Taeyong's Mark ( Sequel )
Main cast: Lee Taeyong, Mark Lee, Johnny Seo, other NCT member, and OC
Genre: Romance, School life, Fantasy
Rated : T or More(?)
.
.
'Namanya Taeyong. Lee Taeyong. Jangan lupakan mata indahnya, senyumannya yang tampan. Ingatlah bahwa Mark Lee milik Lee Taeyong. Kau mencintainya. Kau sangat mencintainya. Remember that you're Taeyong's Mark.'
.
Mark memutar kembali rekaman suara itu, memastikan bahwa itu benar-benar suaranya. Namun nyatanya benar. Itu adalah suaranya. Tapi anehnya, ia tak mengingat kapan ia merekamnya juga siapa Lee Taeyong itu.
"Aneh. Siapa kau sebenarnya, Lee Taeyong?", gumamnya pelan sambil menatap ke luar jendela kamarnya. Sudah hampir setahun ia mencoba mengingat Taeyong ini, but he still have no idea.
"Knock Knock", suara baritone itu menyadarkan Mark dari lamunannya. Dengan segera ia bangkit dan berlari menerjang pemuda tampan yang tengah berdiri di ambang pintu kamarnya sambil tersenyum dengan sebuah pelukan erat.
"Johnny hyung"
.
.
"Hyung, i've been trying so hard to remember who the hell that Taeyong is, but i still have no idea who he is. Its hurting my head. I feel that my brain gonna explode."
Johnny hanya tersenyum. Ia sudah beribu kali mendengar rekaman suara itu. Ingin rasanya ia mengatakan yang sejujurnya pada Mark, namun ia tak ingin Mark sedih nantinya.

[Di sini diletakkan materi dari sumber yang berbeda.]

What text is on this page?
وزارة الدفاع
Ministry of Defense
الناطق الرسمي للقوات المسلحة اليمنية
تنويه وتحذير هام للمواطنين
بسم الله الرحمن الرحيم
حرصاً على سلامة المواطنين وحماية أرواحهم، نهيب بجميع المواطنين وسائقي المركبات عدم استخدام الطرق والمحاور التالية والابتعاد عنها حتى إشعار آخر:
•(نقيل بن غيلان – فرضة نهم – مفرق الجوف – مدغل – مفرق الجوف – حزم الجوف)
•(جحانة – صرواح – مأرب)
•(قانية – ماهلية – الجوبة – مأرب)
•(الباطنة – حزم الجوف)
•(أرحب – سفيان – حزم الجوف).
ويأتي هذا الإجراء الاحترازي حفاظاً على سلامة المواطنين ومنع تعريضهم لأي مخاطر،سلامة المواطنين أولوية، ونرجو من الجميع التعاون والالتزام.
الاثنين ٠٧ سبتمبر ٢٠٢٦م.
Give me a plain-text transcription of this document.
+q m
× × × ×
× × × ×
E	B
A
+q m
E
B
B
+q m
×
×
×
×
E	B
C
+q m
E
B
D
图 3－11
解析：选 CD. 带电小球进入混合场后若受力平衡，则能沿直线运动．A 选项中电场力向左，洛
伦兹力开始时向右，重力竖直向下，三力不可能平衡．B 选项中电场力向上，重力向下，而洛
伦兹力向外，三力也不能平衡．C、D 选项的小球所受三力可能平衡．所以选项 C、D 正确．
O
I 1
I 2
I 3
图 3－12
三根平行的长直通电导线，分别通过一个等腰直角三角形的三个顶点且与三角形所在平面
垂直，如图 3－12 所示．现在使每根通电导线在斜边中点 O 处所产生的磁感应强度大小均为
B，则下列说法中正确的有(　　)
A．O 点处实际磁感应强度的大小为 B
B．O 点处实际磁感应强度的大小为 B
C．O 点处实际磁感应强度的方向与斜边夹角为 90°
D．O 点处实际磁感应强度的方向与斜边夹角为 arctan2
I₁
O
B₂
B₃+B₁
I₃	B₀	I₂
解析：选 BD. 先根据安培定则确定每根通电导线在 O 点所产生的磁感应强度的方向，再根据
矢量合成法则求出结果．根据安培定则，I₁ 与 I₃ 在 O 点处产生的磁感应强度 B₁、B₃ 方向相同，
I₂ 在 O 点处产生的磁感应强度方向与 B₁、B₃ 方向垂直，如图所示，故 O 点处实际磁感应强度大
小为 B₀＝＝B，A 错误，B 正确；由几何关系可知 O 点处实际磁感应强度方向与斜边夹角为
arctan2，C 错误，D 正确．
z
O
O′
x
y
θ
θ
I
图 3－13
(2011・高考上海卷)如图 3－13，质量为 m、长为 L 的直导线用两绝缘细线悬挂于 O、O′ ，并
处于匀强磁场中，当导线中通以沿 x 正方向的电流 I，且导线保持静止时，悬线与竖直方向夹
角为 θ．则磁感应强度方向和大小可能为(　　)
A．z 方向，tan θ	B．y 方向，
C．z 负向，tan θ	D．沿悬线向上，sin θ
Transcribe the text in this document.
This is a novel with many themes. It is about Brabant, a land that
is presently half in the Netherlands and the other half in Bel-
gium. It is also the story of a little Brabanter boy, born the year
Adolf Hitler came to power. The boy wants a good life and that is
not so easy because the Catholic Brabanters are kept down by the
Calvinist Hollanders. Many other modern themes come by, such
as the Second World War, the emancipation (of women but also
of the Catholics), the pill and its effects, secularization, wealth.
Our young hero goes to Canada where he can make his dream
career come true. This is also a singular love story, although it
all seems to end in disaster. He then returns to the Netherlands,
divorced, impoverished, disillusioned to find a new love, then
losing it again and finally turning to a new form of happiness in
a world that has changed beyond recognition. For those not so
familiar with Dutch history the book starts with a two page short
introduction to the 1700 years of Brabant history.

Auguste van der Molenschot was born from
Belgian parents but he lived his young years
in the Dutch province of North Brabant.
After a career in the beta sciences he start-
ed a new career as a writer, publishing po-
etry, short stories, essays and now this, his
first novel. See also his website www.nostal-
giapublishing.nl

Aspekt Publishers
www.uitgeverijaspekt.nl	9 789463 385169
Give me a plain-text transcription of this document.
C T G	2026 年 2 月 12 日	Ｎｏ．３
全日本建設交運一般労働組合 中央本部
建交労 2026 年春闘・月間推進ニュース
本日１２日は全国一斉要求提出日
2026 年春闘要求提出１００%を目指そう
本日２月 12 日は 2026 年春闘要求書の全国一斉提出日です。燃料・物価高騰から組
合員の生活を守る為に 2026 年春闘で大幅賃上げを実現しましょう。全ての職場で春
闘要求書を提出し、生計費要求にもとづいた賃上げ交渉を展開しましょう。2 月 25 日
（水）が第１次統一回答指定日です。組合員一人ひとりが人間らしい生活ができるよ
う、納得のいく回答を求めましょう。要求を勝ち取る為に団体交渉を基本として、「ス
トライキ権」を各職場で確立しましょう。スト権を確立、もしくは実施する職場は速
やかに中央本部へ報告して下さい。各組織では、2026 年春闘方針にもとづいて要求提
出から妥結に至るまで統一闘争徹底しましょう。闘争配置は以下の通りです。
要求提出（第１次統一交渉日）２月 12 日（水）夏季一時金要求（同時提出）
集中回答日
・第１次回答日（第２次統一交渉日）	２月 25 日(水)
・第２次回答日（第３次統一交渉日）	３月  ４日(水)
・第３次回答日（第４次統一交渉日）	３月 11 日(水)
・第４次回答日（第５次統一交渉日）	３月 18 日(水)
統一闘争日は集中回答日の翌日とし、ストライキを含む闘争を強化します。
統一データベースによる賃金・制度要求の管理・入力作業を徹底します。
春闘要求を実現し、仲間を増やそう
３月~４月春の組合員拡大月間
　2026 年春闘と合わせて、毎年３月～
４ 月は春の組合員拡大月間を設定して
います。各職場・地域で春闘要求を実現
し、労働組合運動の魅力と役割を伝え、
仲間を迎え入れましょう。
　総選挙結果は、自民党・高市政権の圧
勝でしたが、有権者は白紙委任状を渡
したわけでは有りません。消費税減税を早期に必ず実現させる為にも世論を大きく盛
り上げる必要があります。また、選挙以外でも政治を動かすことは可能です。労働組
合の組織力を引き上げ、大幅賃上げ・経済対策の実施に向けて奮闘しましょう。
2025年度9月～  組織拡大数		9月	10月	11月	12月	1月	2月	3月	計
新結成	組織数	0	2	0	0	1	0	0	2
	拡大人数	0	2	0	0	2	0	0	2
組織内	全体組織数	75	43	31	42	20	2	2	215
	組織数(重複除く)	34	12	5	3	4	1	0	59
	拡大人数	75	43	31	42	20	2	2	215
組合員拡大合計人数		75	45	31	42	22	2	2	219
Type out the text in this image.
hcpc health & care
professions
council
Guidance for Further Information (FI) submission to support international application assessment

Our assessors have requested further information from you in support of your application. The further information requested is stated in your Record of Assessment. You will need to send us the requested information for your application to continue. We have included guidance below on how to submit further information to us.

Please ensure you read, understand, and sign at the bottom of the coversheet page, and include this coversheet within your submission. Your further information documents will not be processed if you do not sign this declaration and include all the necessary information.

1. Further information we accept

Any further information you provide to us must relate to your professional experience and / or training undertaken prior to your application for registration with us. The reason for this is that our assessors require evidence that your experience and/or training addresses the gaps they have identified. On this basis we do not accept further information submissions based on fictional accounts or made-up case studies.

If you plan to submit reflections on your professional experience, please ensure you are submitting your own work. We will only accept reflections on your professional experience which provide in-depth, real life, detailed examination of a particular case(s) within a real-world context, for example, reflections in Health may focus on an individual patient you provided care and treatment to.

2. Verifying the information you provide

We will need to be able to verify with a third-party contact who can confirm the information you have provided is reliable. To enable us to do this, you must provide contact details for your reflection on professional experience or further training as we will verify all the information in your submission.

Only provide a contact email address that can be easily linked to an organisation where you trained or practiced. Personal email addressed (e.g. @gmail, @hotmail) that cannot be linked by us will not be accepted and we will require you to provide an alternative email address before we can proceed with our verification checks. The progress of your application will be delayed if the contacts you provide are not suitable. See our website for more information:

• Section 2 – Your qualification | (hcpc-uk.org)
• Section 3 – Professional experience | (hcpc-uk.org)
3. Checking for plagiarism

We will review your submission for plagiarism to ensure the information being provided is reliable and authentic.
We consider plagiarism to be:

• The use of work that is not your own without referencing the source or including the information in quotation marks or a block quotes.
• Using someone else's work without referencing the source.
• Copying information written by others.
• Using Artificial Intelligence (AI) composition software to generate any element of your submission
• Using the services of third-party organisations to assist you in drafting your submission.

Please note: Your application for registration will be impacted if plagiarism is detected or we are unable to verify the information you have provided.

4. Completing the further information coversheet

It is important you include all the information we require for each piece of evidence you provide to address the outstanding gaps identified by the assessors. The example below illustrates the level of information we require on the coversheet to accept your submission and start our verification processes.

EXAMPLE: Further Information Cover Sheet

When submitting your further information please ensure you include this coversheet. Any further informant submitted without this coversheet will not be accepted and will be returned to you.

Johnny tak tahu persis bagaimana ia bisa mengingat Taeyong sementara yang lainnya tidak. Ia butuh waktu yang tepat untuk mengatakan yang sebenarnya pada Mark. Dan itu bukan sekarang.
"Jangan dipaksakan jika itu menyakitimu, Mark. Sudah sarapan? Kita hampir terlambat ke prodigium". Sontak Mark menoleh pada jam digital di meja nakasnya. Matanya membola.
"Hyung, kau terlambat ke acara kelulusanmu!"
.
.
"Kau yakin akan pulang sendirian, Mark? Aku bisa mengantarmu dulu jika kau mau.", gurat khawatir tercetak jelas di wajah Johnny. Langit kota Seoul tampak gelap, siap menjatuhkan ratusan kubik air yang siap membasahi jalanan.
Ia tak mungkin membiarkan Mark pulang sendirian. Yah, meskipun halte bus letaknya tak jauh dari gerbang tempat mereka berdiri saat ini.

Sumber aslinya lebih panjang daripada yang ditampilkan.